I wanted to attend a function and enjoy the company of the good and great yet I declined a wedding at a posh venue in Kampala to sit under this tree and finish my work.
It’s funny what you can hear from under a tree. Everything. Tributes, memories. Someone is saying, ‘he was my mentor, my father, my friend.’ People paying tribute, the mayor, the LC3, people giving 50,000 as mabugo. I am glad I am not away in the City attending a wedding, I am here, in the midst of life and death.
I have spent all morning attending someone’s funeral from under my tree. I am as sad as all the other mourners, especially as I think I now know who has died. Wilson Emagalit, or someone from his home. I hear the name and a cold finger presses on my heart. The funeral is at the Ekatang’s home that I used to pass everyday when going to visit my friend Maggie. Their house was just before Maggie’s house, at the Tieng Adholas.
I get up from under the tree and enter my house and engage VPN, which I haven’t done for a long time and there is it, on Facebook. He died on 31 March in Canada and his body has just been flown home and I am attending his funeral from under my tree.
Even the Noon time Sun that was hot, has given way to clouds. The winds are trying to be blustery but failing, managing only to be breezy. The funeral announcement clashes with a pick-up mounted with loudspeakers announcing a disco. Motorcycles wheeze up and down the main road, as the speaker carries on at the funeral. The speaker announces that Laban Langa, brother to the new judge, and who is standing for MP, is also there.

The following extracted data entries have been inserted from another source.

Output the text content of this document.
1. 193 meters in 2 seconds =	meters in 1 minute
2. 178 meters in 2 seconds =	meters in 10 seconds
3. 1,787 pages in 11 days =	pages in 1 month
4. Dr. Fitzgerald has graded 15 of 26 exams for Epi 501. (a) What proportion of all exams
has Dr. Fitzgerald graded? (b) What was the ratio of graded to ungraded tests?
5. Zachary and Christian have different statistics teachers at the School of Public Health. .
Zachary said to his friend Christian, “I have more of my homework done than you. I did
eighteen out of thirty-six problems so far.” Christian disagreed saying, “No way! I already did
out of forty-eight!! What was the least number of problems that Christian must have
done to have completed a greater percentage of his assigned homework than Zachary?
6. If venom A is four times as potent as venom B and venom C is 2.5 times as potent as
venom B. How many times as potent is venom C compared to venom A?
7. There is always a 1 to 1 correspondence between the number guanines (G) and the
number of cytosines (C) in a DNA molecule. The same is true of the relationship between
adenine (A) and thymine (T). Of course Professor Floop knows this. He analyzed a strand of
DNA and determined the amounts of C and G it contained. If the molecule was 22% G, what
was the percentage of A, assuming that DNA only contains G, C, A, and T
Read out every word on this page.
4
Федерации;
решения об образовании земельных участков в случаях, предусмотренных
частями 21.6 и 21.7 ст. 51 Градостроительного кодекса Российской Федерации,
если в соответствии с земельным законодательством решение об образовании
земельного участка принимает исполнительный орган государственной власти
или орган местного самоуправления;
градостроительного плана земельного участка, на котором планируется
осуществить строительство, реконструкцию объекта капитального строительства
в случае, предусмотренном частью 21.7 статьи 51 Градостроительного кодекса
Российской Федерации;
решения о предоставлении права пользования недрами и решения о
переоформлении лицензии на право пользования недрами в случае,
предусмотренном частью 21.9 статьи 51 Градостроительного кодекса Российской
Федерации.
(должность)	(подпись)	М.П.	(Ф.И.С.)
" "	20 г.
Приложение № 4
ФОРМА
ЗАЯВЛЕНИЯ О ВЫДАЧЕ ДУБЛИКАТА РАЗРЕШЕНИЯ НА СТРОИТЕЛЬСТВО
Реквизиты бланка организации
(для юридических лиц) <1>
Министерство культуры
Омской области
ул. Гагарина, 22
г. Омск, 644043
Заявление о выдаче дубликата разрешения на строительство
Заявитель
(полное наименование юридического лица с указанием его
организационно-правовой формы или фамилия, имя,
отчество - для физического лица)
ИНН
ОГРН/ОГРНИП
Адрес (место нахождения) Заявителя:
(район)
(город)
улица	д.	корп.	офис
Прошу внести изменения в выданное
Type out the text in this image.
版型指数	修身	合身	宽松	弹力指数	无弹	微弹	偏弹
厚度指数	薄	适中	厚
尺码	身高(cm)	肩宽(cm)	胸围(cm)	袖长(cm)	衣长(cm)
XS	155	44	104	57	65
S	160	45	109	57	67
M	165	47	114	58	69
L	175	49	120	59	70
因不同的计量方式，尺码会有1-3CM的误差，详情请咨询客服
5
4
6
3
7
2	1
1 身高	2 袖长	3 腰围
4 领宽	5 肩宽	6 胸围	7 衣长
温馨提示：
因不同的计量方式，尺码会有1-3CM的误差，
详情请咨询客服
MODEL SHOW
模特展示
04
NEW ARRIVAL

The funeral seems to be over. The sun in the sky has been subdued. The next day, Sunday, I know they will be going over the estate of the deceased. On Monday evening, I go over with Glyn, to the Ekatang’s to pay our last respect to Wilson Emagalit. Rest in Peace and Power Brother. We sit out in the pleasant surrounding, green lawns, shrubs, smart buildings and converse with Paul Siu and Awan Simon Fred, brothers of the deceased, and his nephews. We remember Wilson.